For each video sequence, our used filter coefficients and the magnification factors are listed in Table II , including the zero valued magnification factors for the topmost and the dummy layers. These parameters were tuned for our hardware implementation to produce results visually comparable to those provided online by Wu et al. [2] . Fig. 5 demonstrates the effect of motion magnification for 3 sequences. The results of PC software in [2] were converted from color space to grayscale for a fair visual comparison. For each sequence, we selected an image column (marked by a red line), and concatenated the y−t slices at the vertical line in all frames. Larger image variation can be seen in the y − t slices of magnified sequences. For the baby sequence, note the movement at the zip region due to the baby breath is magnified. For the shadow sequence, note the vertically back-and-forth movement of the shadow on the house become perceptible after motion magnification. In the wrist sequence, the ulnar pulse is not visible in the original video but is clearly revealed in magnified sequence. The magnified videos for all the 9 sequences produced by our core are provided in the supplement.

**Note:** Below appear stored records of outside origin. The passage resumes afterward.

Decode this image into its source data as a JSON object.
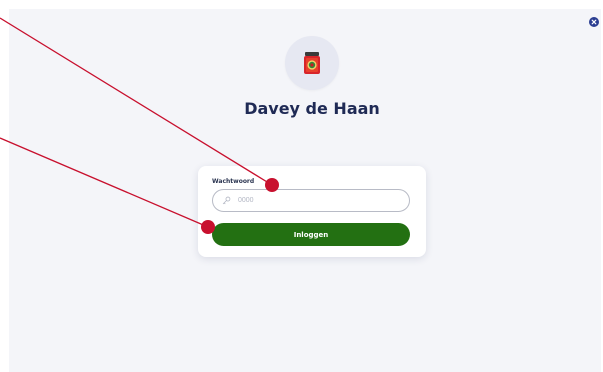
{
  "profile": {
    "name": "Davey de Haan",
    "avatar_icon": "jar-icon"
  },
  "login": {
    "password_label": "Wachtwoord",
    "password_placeholder": "0000",
    "password_value": "",
    "submit_label": "Inloggen"
  },
  "header": {
    "close_icon": "close-icon"
  },
  "colors": {
    "background": "#f4f5f9",
    "title": "#1f2a55",
    "primary_button": "#237012",
    "close_button": "#2a3d91",
    "annotation": "#c8102e"
  }
}
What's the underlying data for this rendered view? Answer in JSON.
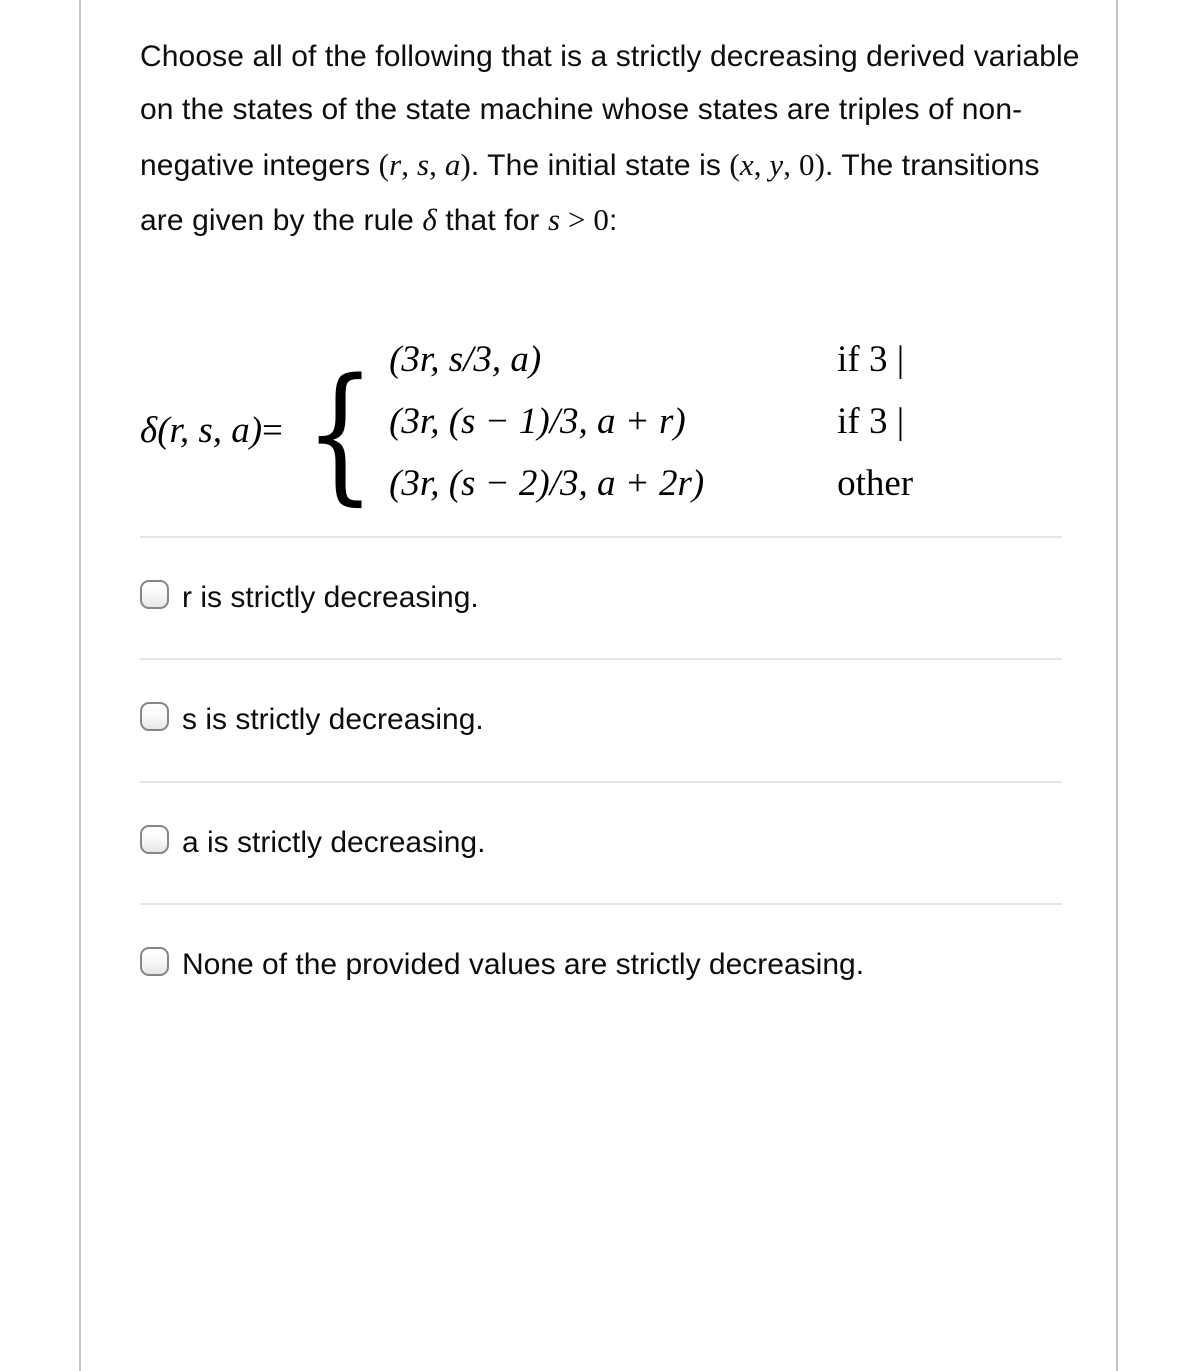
{
  "question": {
    "stem_segments": [
      {
        "t": "Choose all of the following that is a strictly decreasing derived variable on the states of the state machine whose states are triples of non-negative integers ",
        "k": "text"
      },
      {
        "t": "(",
        "k": "op"
      },
      {
        "t": "r",
        "k": "var"
      },
      {
        "t": ", ",
        "k": "op"
      },
      {
        "t": "s",
        "k": "var"
      },
      {
        "t": ", ",
        "k": "op"
      },
      {
        "t": "a",
        "k": "var"
      },
      {
        "t": ")",
        "k": "op"
      },
      {
        "t": ". The initial state is ",
        "k": "text"
      },
      {
        "t": "(",
        "k": "op"
      },
      {
        "t": "x",
        "k": "var"
      },
      {
        "t": ", ",
        "k": "op"
      },
      {
        "t": "y",
        "k": "var"
      },
      {
        "t": ", ",
        "k": "op"
      },
      {
        "t": "0",
        "k": "num"
      },
      {
        "t": ")",
        "k": "op"
      },
      {
        "t": ". The transitions are given by the rule ",
        "k": "text"
      },
      {
        "t": "δ",
        "k": "var"
      },
      {
        "t": " that for ",
        "k": "text"
      },
      {
        "t": "s",
        "k": "var"
      },
      {
        "t": " > ",
        "k": "op"
      },
      {
        "t": "0",
        "k": "num"
      },
      {
        "t": ":",
        "k": "text"
      }
    ],
    "stem_plain": "Choose all of the following that is a strictly decreasing derived variable on the states of the state machine whose states are triples of non-negative integers (r, s, a). The initial state is (x, y, 0). The transitions are given by the rule δ that for s > 0:"
  },
  "formula": {
    "lhs": "δ(r, s, a)",
    "equals": "=",
    "brace": "{",
    "cases": [
      {
        "expression": "(3r, s/3, a)",
        "condition": "if 3 |"
      },
      {
        "expression": "(3r, (s − 1)/3, a + r)",
        "condition": "if 3 |"
      },
      {
        "expression": "(3r, (s − 2)/3, a + 2r)",
        "condition": "other"
      }
    ]
  },
  "options": [
    {
      "label": "r is strictly decreasing.",
      "selected": false
    },
    {
      "label": "s is strictly decreasing.",
      "selected": false
    },
    {
      "label": "a is strictly decreasing.",
      "selected": false
    },
    {
      "label": "None of the provided values are strictly decreasing.",
      "selected": false
    }
  ],
  "colors": {
    "text": "#0d0d0d",
    "divider": "#e3e4e6",
    "frame_border": "#c3c3c3",
    "radio_border": "#84868a",
    "background": "#ffffff"
  }
}
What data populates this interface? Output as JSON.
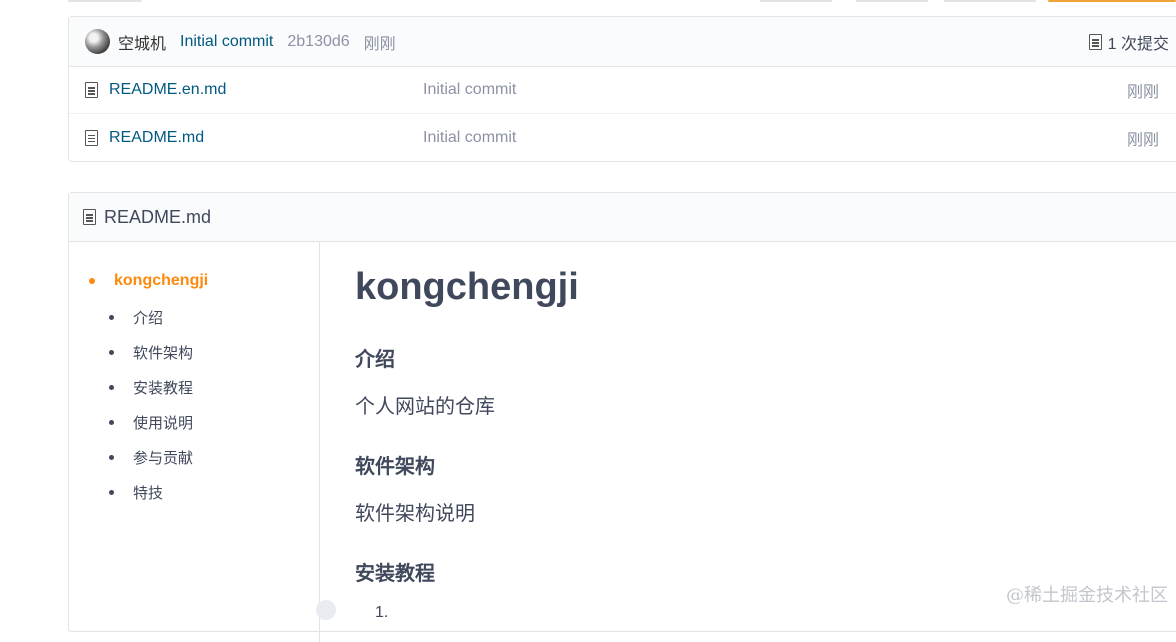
{
  "commit": {
    "author": "空城机",
    "message": "Initial commit",
    "sha": "2b130d6",
    "time": "刚刚",
    "count_label": "1 次提交",
    "count_icon": "doc-icon"
  },
  "files": [
    {
      "name": "README.en.md",
      "message": "Initial commit",
      "time": "刚刚",
      "icon": "file-icon"
    },
    {
      "name": "README.md",
      "message": "Initial commit",
      "time": "刚刚",
      "icon": "file-icon"
    }
  ],
  "readme": {
    "filename": "README.md",
    "toc": {
      "root": "kongchengji",
      "items": [
        "介绍",
        "软件架构",
        "安装教程",
        "使用说明",
        "参与贡献",
        "特技"
      ]
    },
    "title": "kongchengji",
    "sections": [
      {
        "heading": "介绍",
        "body": "个人网站的仓库"
      },
      {
        "heading": "软件架构",
        "body": "软件架构说明"
      },
      {
        "heading": "安装教程",
        "body": ""
      }
    ],
    "list_start": "1."
  },
  "colors": {
    "accent": "#fb8a0d",
    "link": "#005980",
    "muted": "#8c92a4",
    "text": "#40485b"
  },
  "watermark": "@稀土掘金技术社区"
}
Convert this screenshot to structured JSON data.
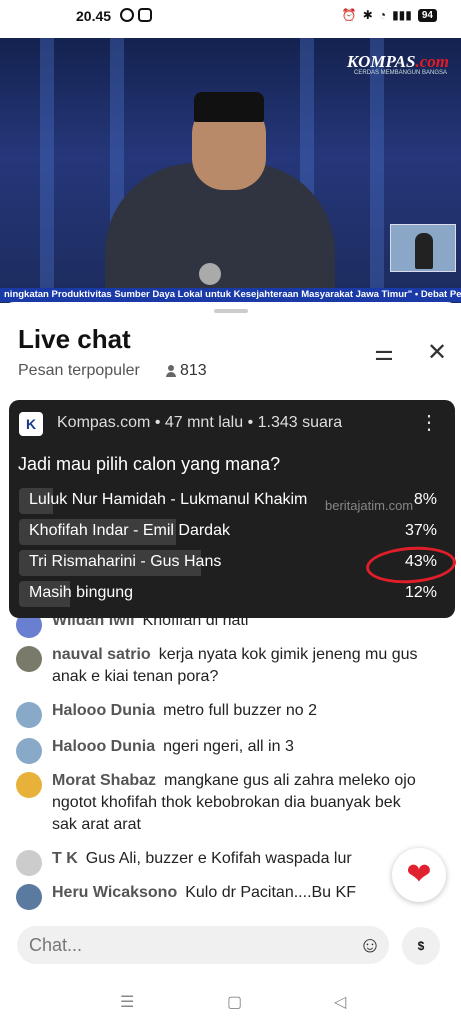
{
  "status": {
    "time": "20.45",
    "battery": "94"
  },
  "video": {
    "logo_main": "KOMPAS",
    "logo_dot": ".com",
    "logo_sub": "CERDAS MEMBANGUN BANGSA",
    "ticker": "ningkatan Produktivitas Sumber Daya Lokal untuk Kesejahteraan Masyarakat Jawa Timur\" • Debat Perdana Ca"
  },
  "chat": {
    "title": "Live chat",
    "subtitle": "Pesan terpopuler",
    "viewers": "813"
  },
  "poll": {
    "channel": "Kompas.com",
    "meta": "Kompas.com • 47 mnt lalu • 1.343 suara",
    "question": "Jadi mau pilih calon yang mana?",
    "options": [
      {
        "label": "Luluk Nur Hamidah - Lukmanul Khakim",
        "pct": "8%",
        "share": 0.08
      },
      {
        "label": "Khofifah Indar - Emil Dardak",
        "pct": "37%",
        "share": 0.37
      },
      {
        "label": "Tri Rismaharini - Gus Hans",
        "pct": "43%",
        "share": 0.43
      },
      {
        "label": "Masih bingung",
        "pct": "12%",
        "share": 0.12
      }
    ],
    "watermark": "beritajatim.com"
  },
  "messages": [
    {
      "author": "Wildan Iwil",
      "text": "Khofifah di hati",
      "color": "#6a7fd0"
    },
    {
      "author": "nauval satrio",
      "text": "kerja nyata kok gimik jeneng mu gus anak e kiai tenan pora?",
      "color": "#7a7a6a"
    },
    {
      "author": "Halooo Dunia",
      "text": "metro full buzzer no 2",
      "color": "#88aac8"
    },
    {
      "author": "Halooo Dunia",
      "text": "ngeri ngeri, all in 3",
      "color": "#88aac8"
    },
    {
      "author": "Morat Shabaz",
      "text": "mangkane gus ali zahra meleko ojo ngotot khofifah thok kebobrokan dia buanyak bek sak arat arat",
      "color": "#e8b23a"
    },
    {
      "author": "T K",
      "text": "Gus Ali, buzzer e Kofifah waspada lur",
      "color": "#cccccc"
    },
    {
      "author": "Heru Wicaksono",
      "text": "Kulo dr Pacitan....Bu KF",
      "color": "#5a7aa0"
    }
  ],
  "composer": {
    "placeholder": "Chat...",
    "super_chat": "$"
  }
}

Finally, to demonstrate the acceleration capability of our core, we compared the processing speed of our hardware prototype on a ZC706 platform running at 90 MHz to a PC with Intel i7-4790 CPU running at 3.60 GHz under 64-bit Windows operating system. The desktop version used the same algorithm parameters and was implemented in C# language with fixed-point data types. As Table III shows, the speedup factor was above 27. The frame rates were averaged over all the frames in each benchmark sequence. V. CONCLUSION This brief proposes a real-time motion magnification core for smart image sensors. The core is based on the EVM algorithm, and employs pixel stream processing architecture that features readiness to fit sensing components, higher processing performance, and lower system cost. The processing blocks in this core are data-driven without complicated global controls. These blocks are all running in pipelines to maximize their throughput. The proposed core was prototyped on an FPGA platform. It processes 90M pixels/second, and consumes very few logic resources and moderate amount of memory resources. The experimental results of the prototype core are visually comparable to the PC-software based results. This demonstrates that our core has good potential in smart image sensors for high-speed low-cost embedded applications.
In our future work, we will employ the phase-based [15] instead of EVM algorithm for larger magnification factor, use address-event representation (AER) processors [16] , [17] for higher power efficiency, and integrate our magnification core into a custom VLSI system with a real physical image sensor.